Scientific classification
- Kingdom: Animalia
- Phylum: Chordata
- Class: Mammalia
- Order: Primates
- Family: Cercopithecidae
- Genus: Cercopithecus
- Species: C. sclateri
- Binomial name: Cercopithecus sclateri Pocock, 1904

= Sclater's guenon =

- Genus: Cercopithecus
- Species: sclateri
- Authority: Pocock, 1904
- Conservation status: EN

Species of Old World monkey

Sclater's guenon (Cercopithecus sclateri), also known as Sclater's monkey and the Nigerian monkey, is an Old World monkey that was first described by Reginald Innes Pocock in 1904 and named after Philip Sclater. It is an arboreal and diurnal primate that lives in the forests of southern Nigeria. It should not be confused with the closely related species, the white-throated guenon (Cercopithecus erythrogaster), which occurs in Nigeria and Benin. Sclater's guenon was formerly classified as a subspecies of the red-eared guenon (C. erythrotis).

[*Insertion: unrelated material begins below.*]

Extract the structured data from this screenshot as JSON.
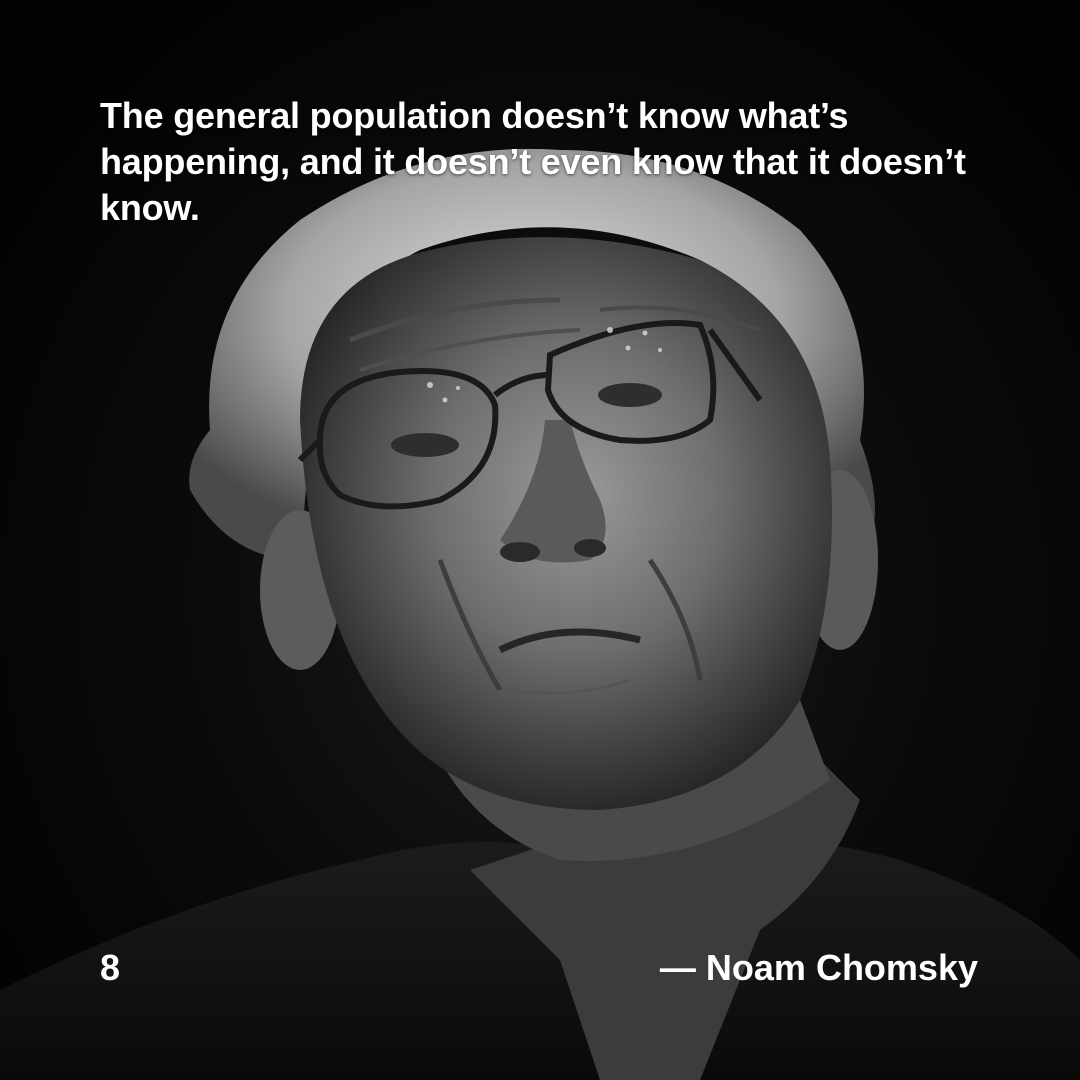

The diet of Sclater's guenon is unknown. The species is likely primarily a frugivore that supplements its diet with other plant parts and insects, based on data from closely related species.

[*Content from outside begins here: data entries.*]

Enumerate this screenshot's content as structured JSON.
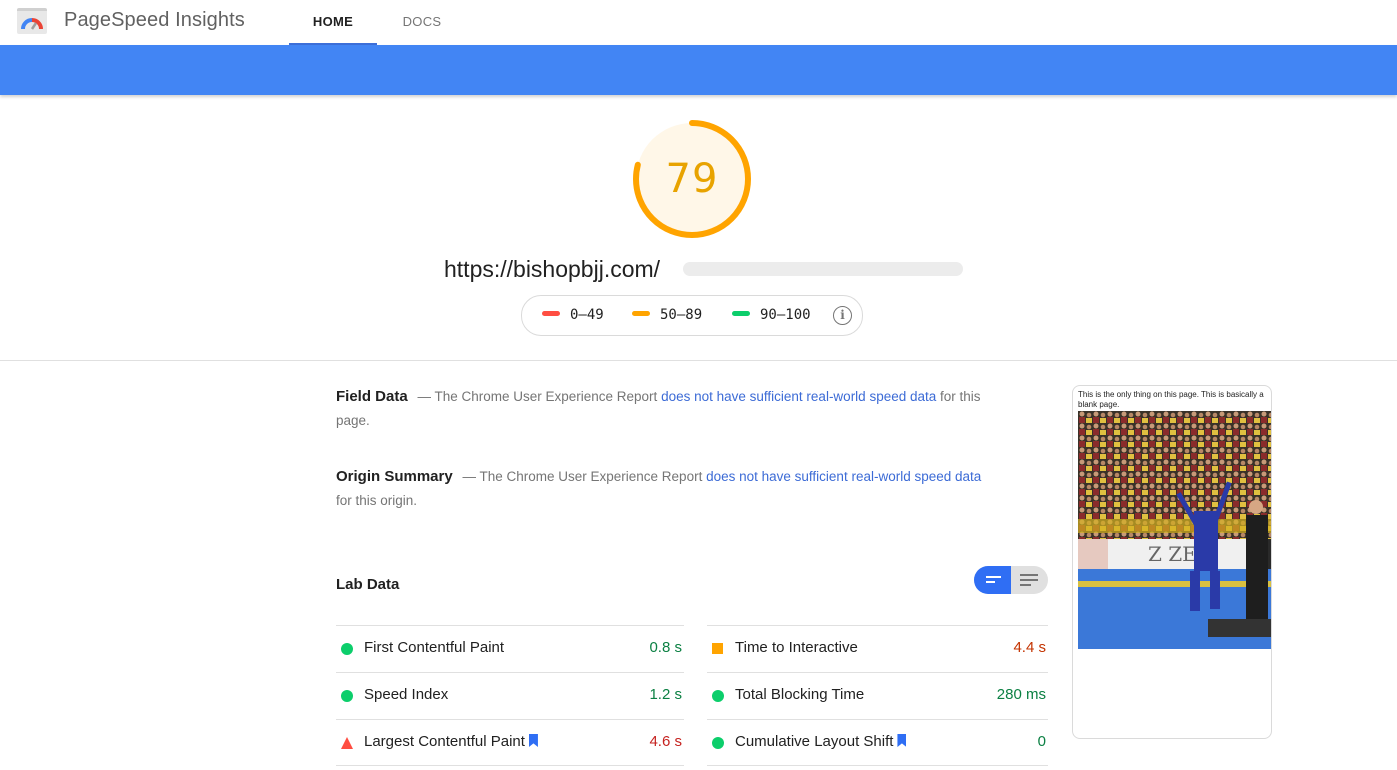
{
  "header": {
    "brand": "PageSpeed Insights",
    "tabs": [
      {
        "label": "HOME",
        "active": true
      },
      {
        "label": "DOCS",
        "active": false
      }
    ]
  },
  "colors": {
    "brand_blue": "#4285f4",
    "average": "#ffa400",
    "pass": "#0cce6b",
    "fail": "#ff4e42",
    "link": "#3c6bd6"
  },
  "score": {
    "value": "79",
    "fraction": 0.79,
    "rating": "average"
  },
  "url": {
    "visible": "https://bishopbjj.com/"
  },
  "legend": [
    {
      "label": "0–49",
      "rating": "fail",
      "color": "#ff4e42"
    },
    {
      "label": "50–89",
      "rating": "average",
      "color": "#ffa400"
    },
    {
      "label": "90–100",
      "rating": "pass",
      "color": "#0cce6b"
    }
  ],
  "field_data": {
    "title": "Field Data",
    "prefix": "— The Chrome User Experience Report",
    "link": "does not have sufficient real-world speed data",
    "suffix": "for this page."
  },
  "origin_summary": {
    "title": "Origin Summary",
    "prefix": "— The Chrome User Experience Report",
    "link": "does not have sufficient real-world speed data",
    "suffix": "for this origin."
  },
  "lab_data": {
    "title": "Lab Data",
    "view_toggle": {
      "selected": "compact"
    },
    "metrics": [
      {
        "label": "First Contentful Paint",
        "value": "0.8 s",
        "rating": "pass",
        "bookmark": false
      },
      {
        "label": "Time to Interactive",
        "value": "4.4 s",
        "rating": "average",
        "bookmark": false
      },
      {
        "label": "Speed Index",
        "value": "1.2 s",
        "rating": "pass",
        "bookmark": false
      },
      {
        "label": "Total Blocking Time",
        "value": "280 ms",
        "rating": "pass",
        "bookmark": false
      },
      {
        "label": "Largest Contentful Paint",
        "value": "4.6 s",
        "rating": "fail",
        "bookmark": true
      },
      {
        "label": "Cumulative Layout Shift",
        "value": "0",
        "rating": "pass",
        "bookmark": true
      }
    ]
  },
  "final_screenshot": {
    "caption": "This is the only thing on this page. This is basically a blank page.",
    "image_description": "bjj-competitor-celebrating-photo"
  }
}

Sclater's guenon was thought to be nearly extinct until the late 1980s. The species is now known to occur in several isolated populations between the Niger and Cross Rivers in southern Nigeria. This region falls in the Guinean Forests of the West Africa biodiversity hotspot.

The species does not occur in any officially protected areas, but three populations of Sclater's guenon are known to be protected by local people who consider the monkeys to have sacred status. Mostly because of hunting and habitat fragmentation and loss, thus increasing population isolation and decline, Sclater's guenon is listed as a vulnerable species.

Sclater's guenon is known to occur in captivity only at the Centre for Education, Rehabilitation, and Conservation of Primates and Nature in Cross River State, Nigeria.